Mince espoir en Turquie

Ouf, quel soulagement! Mi-août, après plus de quatorze mois de détention arbitraire, le président de la Section turque d’Amnesty International, Taner Kiliç a été libéré (on le voit ci-dessus en photo à sa sortie de prison, accueilli par sa femme et ses trois filles).

Cet avocat avait été arrêté en juin 2017, juste un mois avant dix autres défenseurs et défenseuses des droits humains – et parmi eux figurait notamment ma collègue directrice de la Section turque, Idil Eser. Ce groupe avait finalement été relâché au bout de trois mois, après une intense campagne en faveur de leur libération, mais les charges contre eux n’ont pas été abandonnées pour autant.
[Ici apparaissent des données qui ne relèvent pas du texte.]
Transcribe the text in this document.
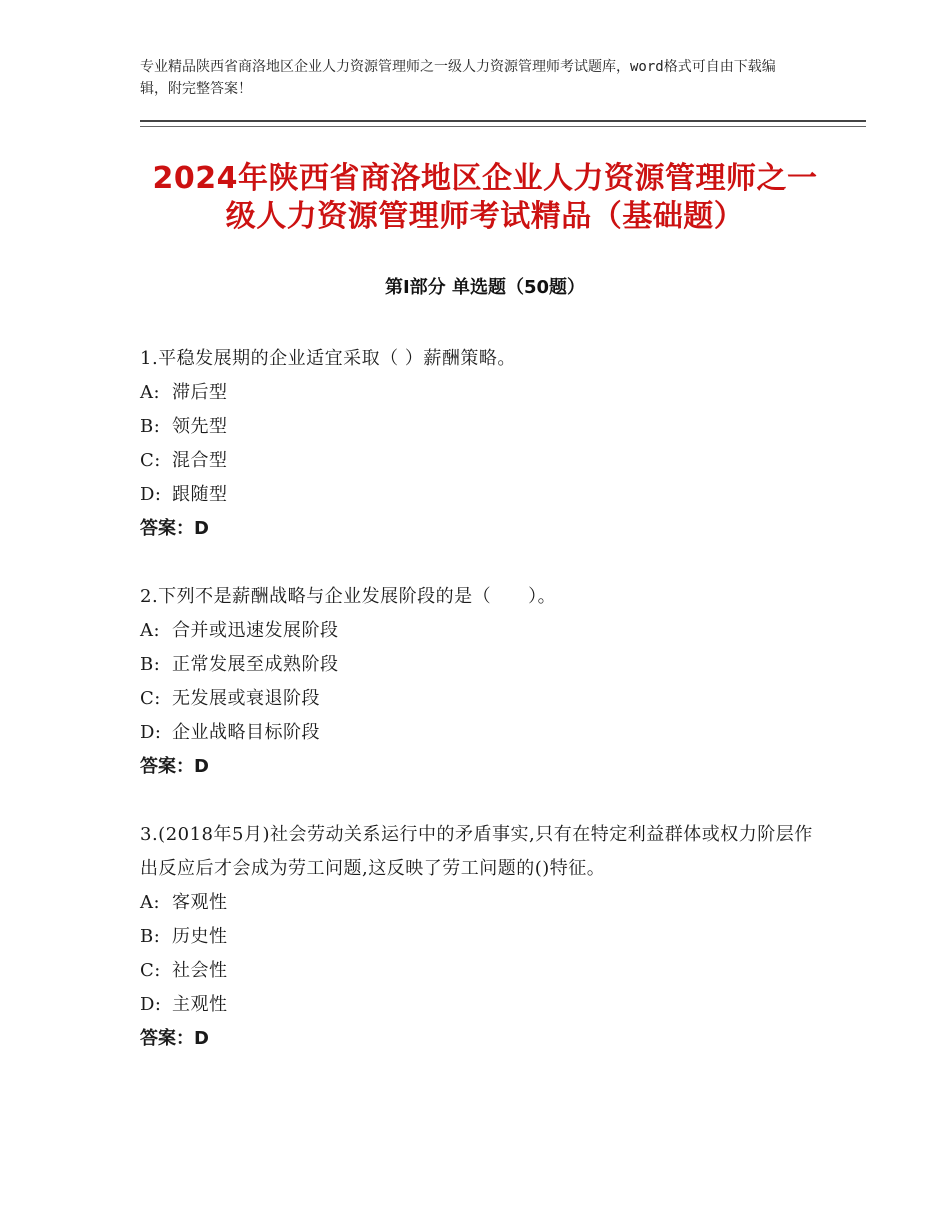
专业精品陕西省商洛地区企业人力资源管理师之一级人力资源管理师考试题库，word格式可自由下载编辑，附完整答案！
2024年陕西省商洛地区企业人力资源管理师之一级人力资源管理师考试精品（基础题）
第Ⅰ部分 单选题（50题）

1.平稳发展期的企业适宜采取（ ）薪酬策略。

A: 滞后型

B: 领先型

C: 混合型

D: 跟随型

答案：D

2.下列不是薪酬战略与企业发展阶段的是（　　）。

A: 合并或迅速发展阶段

B: 正常发展至成熟阶段

C: 无发展或衰退阶段

D: 企业战略目标阶段

答案：D

3.(2018年5月)社会劳动关系运行中的矛盾事实,只有在特定利益群体或权力阶层作出反应后才会成为劳工问题,这反映了劳工问题的()特征。

A: 客观性

B: 历史性

C: 社会性

D: 主观性

答案：D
Tous risquent toujours plusieurs années de prison s’ils sont condamnés, sur la base d’accusations absurdes et d’un procès qui ressemble davantage à une farce qu’à un semblant de justice.

Une parodie de procès

J’étais présente en juin à l’une des audiences de leur procès. Notre ami Taner y assistait par vidéoconférence depuis sa prison. Nous étions bien trop nombreux dans cette petite salle du tribunal d’Istanbul et nous partagions les quelques chaises disponibles avec les représentants des ambassades européennes, venus témoigner de leur préoccupation face à cette attaque sans précédent contre notre organisation.

Les cinq heures d’audience m’ont paru un spectacle grotesque : les deux témoins qui avaient oublié leur déposition d’origine, la cour qui contestait les conclusions d’un rapport de la police turque qui établissait que Taner n’avait pas téléchargé une application suspecte sur son téléphone, bref : il semblait impossible qu’il ne soit pas relâché. Tout cela aurait prêté à sourire si ce n’était pas la liberté de nos collègues qui était en jeu.
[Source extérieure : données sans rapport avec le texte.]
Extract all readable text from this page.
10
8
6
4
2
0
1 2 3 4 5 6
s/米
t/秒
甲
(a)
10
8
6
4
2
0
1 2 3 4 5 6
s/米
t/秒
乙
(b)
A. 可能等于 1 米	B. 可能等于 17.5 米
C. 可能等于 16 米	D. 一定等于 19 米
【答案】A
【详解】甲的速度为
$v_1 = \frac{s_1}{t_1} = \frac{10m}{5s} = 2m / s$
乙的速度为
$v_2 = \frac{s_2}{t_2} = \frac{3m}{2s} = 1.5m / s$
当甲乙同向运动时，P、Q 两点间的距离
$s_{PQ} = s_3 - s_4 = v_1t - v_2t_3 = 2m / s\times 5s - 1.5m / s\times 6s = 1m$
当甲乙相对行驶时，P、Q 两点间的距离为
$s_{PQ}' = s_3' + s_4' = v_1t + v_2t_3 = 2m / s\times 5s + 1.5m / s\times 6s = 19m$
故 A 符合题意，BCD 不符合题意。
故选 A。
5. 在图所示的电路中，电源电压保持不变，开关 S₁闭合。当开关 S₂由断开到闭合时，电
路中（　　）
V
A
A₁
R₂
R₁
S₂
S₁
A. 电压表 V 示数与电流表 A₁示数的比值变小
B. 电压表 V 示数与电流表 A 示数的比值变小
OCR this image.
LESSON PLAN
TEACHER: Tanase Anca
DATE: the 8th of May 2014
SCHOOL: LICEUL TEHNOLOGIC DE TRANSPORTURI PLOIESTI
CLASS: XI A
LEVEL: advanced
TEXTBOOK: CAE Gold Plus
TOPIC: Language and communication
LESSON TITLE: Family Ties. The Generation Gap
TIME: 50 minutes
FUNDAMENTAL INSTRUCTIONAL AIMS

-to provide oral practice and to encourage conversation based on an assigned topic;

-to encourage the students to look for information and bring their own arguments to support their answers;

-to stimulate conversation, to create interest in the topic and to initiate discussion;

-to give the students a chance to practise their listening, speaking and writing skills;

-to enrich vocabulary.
Quatorze dans une cellule pour trois

A la lecture du verdict, nous étions effondrés : Taner était maintenu en détention, sans aucune raison valable, et le procès devait se poursuivre en novembre seulement. Les gardiens ont ramené Taner dans sa cellule surpeuplée, prévue pour trois personnes mais partagée avec treize autres détenus. Nous avons ravalé notre rage et continué de faire pression : c’était reparti pour une série de lettres aux autorités turques, aux ambassades, ainsi qu’à Taner et à sa famille pour leur dire de ne pas perdre espoir.
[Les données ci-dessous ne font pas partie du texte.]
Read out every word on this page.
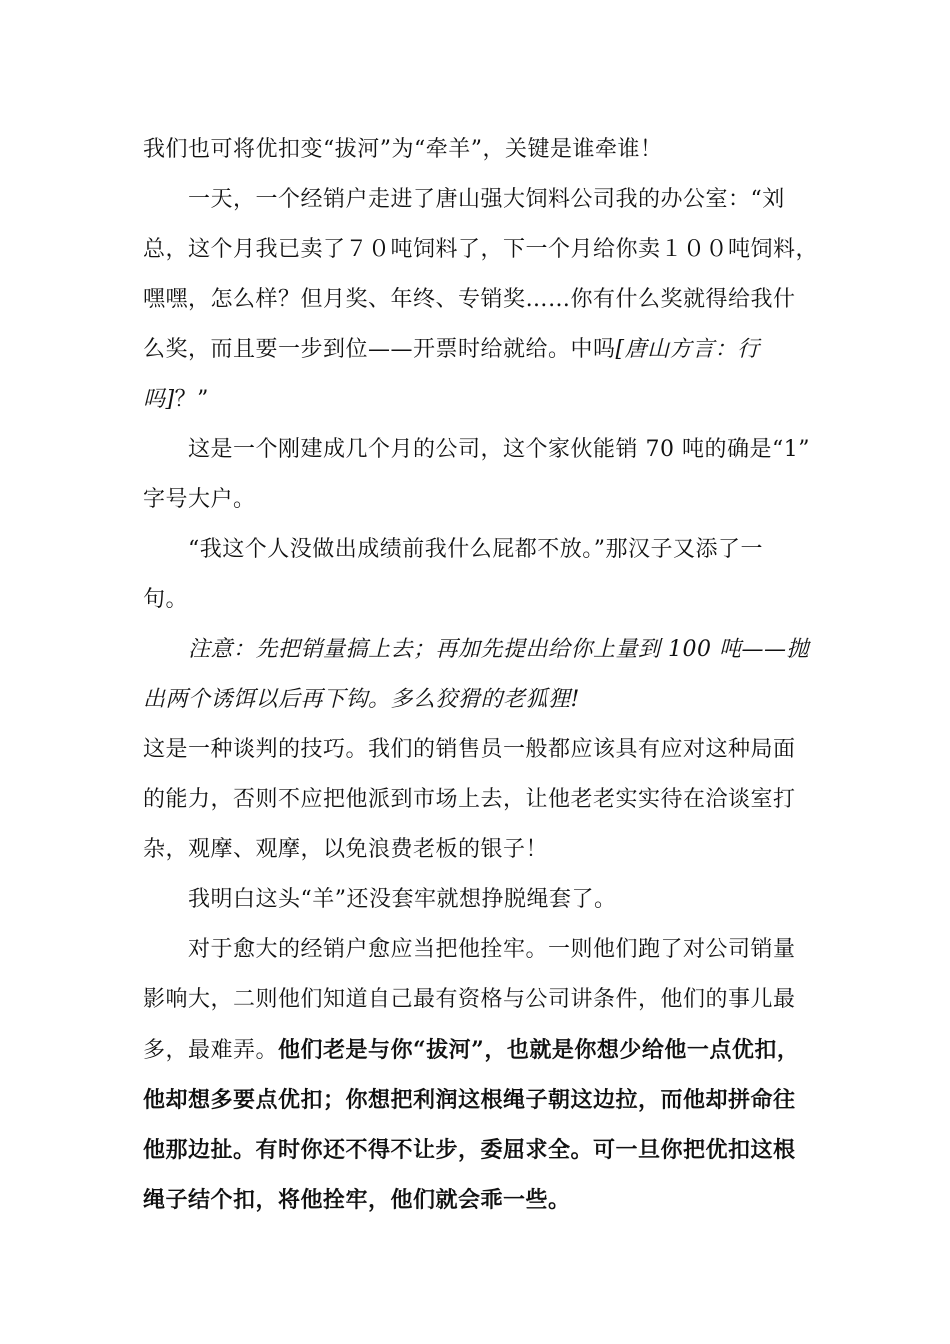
我们也可将优扣变“拔河”为“牵羊”，关键是谁牵谁！
一天，一个经销户走进了唐山强大饲料公司我的办公室：“刘
总，这个月我已卖了７０吨饲料了，下一个月给你卖１００吨饲料，
嘿嘿，怎么样？但月奖、年终、专销奖……你有什么奖就得给我什
么奖，而且要一步到位——开票时给就给。中吗[唐山方言：行
吗]？”
这是一个刚建成几个月的公司，这个家伙能销 70 吨的确是“1”
字号大户。
“我这个人没做出成绩前我什么屁都不放。”那汉子又添了一
句。
注意：先把销量搞上去；再加先提出给你上量到 100 吨——抛
出两个诱饵以后再下钩。多么狡猾的老狐狸!
这是一种谈判的技巧。我们的销售员一般都应该具有应对这种局面
的能力，否则不应把他派到市场上去，让他老老实实待在洽谈室打
杂，观摩、观摩，以免浪费老板的银子！
我明白这头“羊”还没套牢就想挣脱绳套了。
对于愈大的经销户愈应当把他拴牢。一则他们跑了对公司销量
影响大，二则他们知道自己最有资格与公司讲条件，他们的事儿最
多，最难弄。他们老是与你“拔河”，也就是你想少给他一点优扣，
他却想多要点优扣；你想把利润这根绳子朝这边拉，而他却拼命往
他那边扯。有时你还不得不让步，委屈求全。可一旦你把优扣这根
绳子结个扣，将他拴牢，他们就会乖一些。
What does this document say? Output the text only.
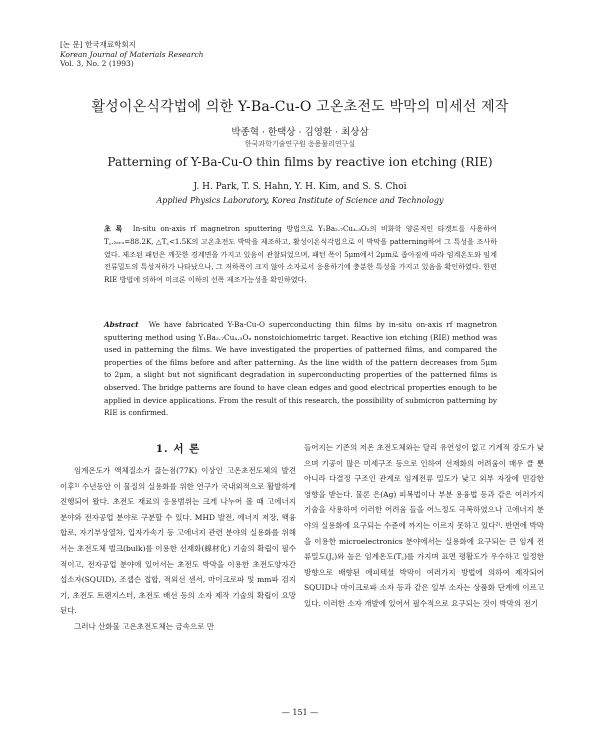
[논 문] 한국재료학회지
Korean Journal of Materials Research
Vol. 3, No. 2 (1993)
활성이온식각법에 의한 Y-Ba-Cu-O 고온초전도 박막의 미세선 제작
박종혁 · 한택상 · 김영환 · 최상삼
한국과학기술연구원 응용물리연구실
Patterning of Y-Ba-Cu-O thin films by reactive ion etching (RIE)
J. H. Park, T. S. Hahn, Y. H. Kim, and S. S. Choi
Applied Physics Laboratory, Korea Institute of Science and Technology
초 록 In-situ on-axis rf magnetron sputtering 방법으로 Y₁Ba₂.₇Cu₄.₃O₂의 비화학 양론적인 타겟트를 사용하여 T꜀.₂ₑᵣₒ=88.2K, △T꜀<1.5K의 고온초전도 박막을 제조하고, 활성이온식각법으로 이 박막을 patterning하여 그 특성을 조사하였다. 제조된 패턴은 깨끗한 경계면을 가지고 있음이 관찰되었으며, 패턴 폭이 5μm에서 2μm로 좁아짐에 따라 임계온도와 임계전류밀도의 특성저하가 나타났으나, 그 저하폭이 크지 않아 소자로서 응용하기에 충분한 특성을 가지고 있음을 확인하였다. 한편 RIE 방법에 의하여 미크론 이하의 선폭 제조가능성을 확인하였다.
Abstract We have fabricated Y-Ba-Cu-O superconducting thin films by in-situ on-axis rf magnetron sputtering method using Y₁Ba₂.₇Cu₄.₃Oₓ nonstoichiometric target. Reactive ion etching (RIE) method was used in patterning the films. We have investigated the properties of patterned films, and compared the properties of the films before and after patterning. As the line width of the pattern decreases from 5μm to 2μm, a slight but not significant degradation in superconducting properties of the patterned films is observed. The bridge patterns are found to have clean edges and good electrical properties enough to be applied in device applications. From the result of this research, the possibility of submicron patterning by RIE is confirmed.
1. 서 론

임계온도가 액체질소가 끓는점(77K) 이상인 고온초전도체의 발견 이후¹⁾ 수년동안 이 물질의 실용화를 위한 연구가 국내외적으로 활발하게 진행되어 왔다. 초전도 재료의 응용범위는 크게 나누어 볼 때 고에너지 분야와 전자공업 분야로 구분할 수 있다. MHD 발전, 에너지 저장, 핵융합로, 자기부상열차, 입자가속기 등 고에너지 관련 분야의 실용화를 위해서는 초전도체 벌크(bulk)를 이용한 선재화(線材化) 기술의 확립이 필수적이고, 전자공업 분야에 있어서는 초전도 박막을 이용한 초전도양자간섭소자(SQUID), 조셉슨 접합, 적외선 센서, 마이크로파 및 mm파 검지기, 초전도 트랜지스터, 초전도 배선 등의 소자 제작 기술의 확립이 요망된다.

그러나 산화물 고온초전도체는 금속으로 만

들어지는 기존의 저온 초전도체와는 달리 유연성이 없고 기계적 강도가 낮으며 기공이 많은 미세구조 등으로 인하여 선재화의 어려움이 매우 클 뿐 아니라 다결정 구조인 관계로 임계전류 밀도가 낮고 외부 자장에 민감한 영향을 받는다. 물론 은(Ag) 피복법이나 부분 용융법 등과 같은 여러가지 기술을 사용하여 이러한 어려움 들을 어느정도 극복하였으나 고에너지 분야의 실용화에 요구되는 수준에 까지는 이르지 못하고 있다²⁾. 반면에 박막을 이용한 microelectronics 분야에서는 실용화에 요구되는 큰 임계 전류밀도(J꜀)와 높은 임계온도(T꜀)를 가지며 표면 평활도가 우수하고 일정한 방향으로 배향된 에피텍셜 박막이 여러가지 방법에 의하여 제작되어 SQUID나 마이크로파 소자 등과 같은 일부 소자는 상품화 단계에 이르고 있다. 이러한 소자 개발에 있어서 필수적으로 요구되는 것이 박막의 전기

— 151 —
Et mi-août, notre espoir est devenu réalité. La cour a décidé de le libérer, de façon conditionnelle, certes, mais c’est une première victoire. La route sera encore longue et semée d’embûches jusqu’à ce que tous les journalistes et les défenseurs des droits humains détenus arbitrairement en Turquie soient libérés. Des milliers de personnes sont accusées de terrorisme alors qu’elles n’ont fait que critiquer le gouvernement. Une façon bien pratique de les réduire au silence. Mais nos collègues turcs ne se laisseront pas museler. Ils ont besoin de notre solidarité pour pouvoir poursuivre leur combat nécessaire en faveur de la justice en Turquie.

Manon Schick

Manon Schick est depuis 2011 la directrice d’Amnesty International Suisse et s'engage en faveur de la défense et la promotion des droits humains.